New media, like any medium, will shape—and has already begun to shape—our society. Its content is the format of the old medium, the Internet, which, in turn, is an amalgamation of the numerous media that came before it. Not all new media are as involved in the cultural shift as social networking, but these few examples indicate several interesting trends. For the online sphere, marketers have had to discard the hard-sell model and opt for a subtler approach in which their brand, through a complex weave of identification and internalization, is placed on people’s personal, social, and consumer agendas through association with the new medium. They have found a way to sponsor emerging culture and communication itself. If this “new media” becomes the dominant medium, then those who set up the foundations for it communication networks will have an unprecedented advantage. Copyright certainly didn’t exist when speech was created, nor with the written word— and the Internet is a government-spawned behemoth that will remain free in some form for quite some time. Creatively, these innovators did not invent an entirely new medium. Instead, they “piggybacked” on the current dominant medium, the Internet, and attached their brand to every piece of one of the oldest mediums, text. Soon, if these moguls are true to their words, we will be paying financial homage to their genius. Where we, as a society, go from here is difficult to predict.
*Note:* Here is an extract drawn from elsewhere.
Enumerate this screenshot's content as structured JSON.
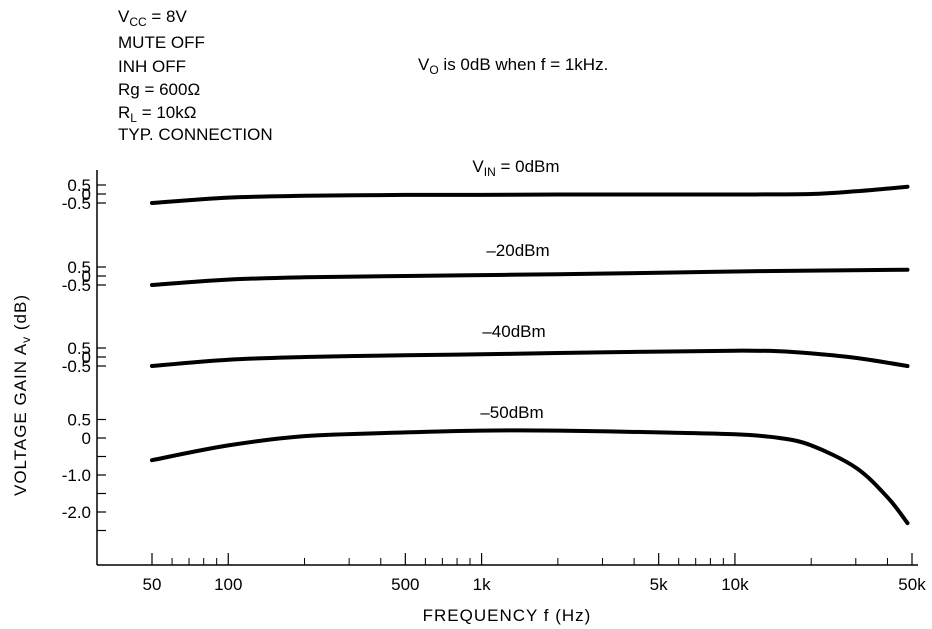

If adjustment (economic, social, or personal) to information movement at electronic speeds is quite impossible, we can always change our models and metaphors of organization, and escape into sheer understanding. Sequential analysis and adjustment natural to low speed information movement becomes irrelevant and useless even at telegraph speed. But as speed increases, the understanding of process in all kinds of structures and situations becomes relatively simple. We can literally escape into understanding when the patterns of process become manifest (McLuhan, 1960, p. 575).

“New media” could very well be the next significant step in that process. The Internet has been criticized as being a dump for information instead of a repository for knowledge (Bellinger, 2004). Perhaps McLuhan’s “global village” will finally be realized and knowledge will follow. If not, at least we can know what all of our social contacts are doing at all times of the day—in 120 characters or less, of course.